SUMMARY AND CONCLUSION

Genes which regulate differentiation of scales and patterns of scale types within developmental compartments or lineage restriction zones of Heliconius wings account for major adaptive changes in aposematic pattern between races and species in at least one clade of these neotropical mimetic insects. Addition of early expressing regulatory genes, possibly even homeotics, to the tool box of pattern genetics may be one way that bold, qualitative steps in morphology and behavior evolve in this genus. There is no evidence that mutation has played a role recently in providing the variation needed for mimetic evolution in the MCS clade.
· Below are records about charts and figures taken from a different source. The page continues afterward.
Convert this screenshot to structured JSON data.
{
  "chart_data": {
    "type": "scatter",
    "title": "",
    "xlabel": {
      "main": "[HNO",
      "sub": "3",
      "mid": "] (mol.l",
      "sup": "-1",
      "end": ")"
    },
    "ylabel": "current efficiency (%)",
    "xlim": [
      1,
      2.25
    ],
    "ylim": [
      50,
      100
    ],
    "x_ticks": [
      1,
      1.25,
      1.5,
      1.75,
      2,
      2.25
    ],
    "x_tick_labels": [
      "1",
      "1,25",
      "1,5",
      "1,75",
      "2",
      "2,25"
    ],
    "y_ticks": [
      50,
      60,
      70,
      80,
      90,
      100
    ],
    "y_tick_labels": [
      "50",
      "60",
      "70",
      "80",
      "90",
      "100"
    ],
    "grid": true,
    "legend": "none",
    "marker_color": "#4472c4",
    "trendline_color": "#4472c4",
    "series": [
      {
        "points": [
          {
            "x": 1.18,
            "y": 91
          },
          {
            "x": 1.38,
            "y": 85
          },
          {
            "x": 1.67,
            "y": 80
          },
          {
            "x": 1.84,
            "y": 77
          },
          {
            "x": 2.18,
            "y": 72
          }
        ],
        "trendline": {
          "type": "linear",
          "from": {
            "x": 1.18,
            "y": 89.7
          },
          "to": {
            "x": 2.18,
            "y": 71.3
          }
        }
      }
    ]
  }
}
Given known rules of the pattern tool box described above and assuming interracial and interspecific introgression, it is possible to account for all the wing patterns so far seen in this group, including many that have not been seen in nature.

In Heliconius, cycles of population differentiation, diversification, hybridization, and introgressive recombination constitute positive feedback systems in which diversity of genotypes promotes diversity of races and species and vice versa (see Figure 10). Yet at any instant, only so many patterns are displayed by a given species or clade in spite of the fact that the feedback system described has been at work through the much of the history of the genus. Where are all the past patterns generated by this process? They may have been lost, like alleles that have been lost through drift or by selection. Another possibility is that extinct patterns are present but suppressed, and recovered only as recombinants in hybrid zones. Thus we expect to, and do, recover patterns that may have been part of past mimicry systems as suggested by Linares (1997a). But it is also possible that the pattern tool box, at least as described for the MCS clade, has the potential to generate virtually any known pattern from the few basic components described: three scale types, displayed as components of alternative patterns which compete to varying degree with ancestral nymphaline pattern elements on compartments of the wing. All that is required to generate many basic patterns of this clade is the presence of several distinct species capable of occasionally exchanging genes, and that's what we usually have.

Finally, it seems likely that similar developmental genetic innovations to those which promote novelty on Heliconius wings, but which instead affect more cryptic attributes of behavior or morphology, may underlie intra-generic adaptive radiation in many groups of organisms. Increasing the number of coexisting species per genus is a major way that species diversity increases towards tropical latitudes. Therefore, the genus Heliconius is an ideal model system for helping us understand how such planet-level patterns come about, and, as Figure 10 suggests, provides an opportunity to develop an integrative theory of biodiversity.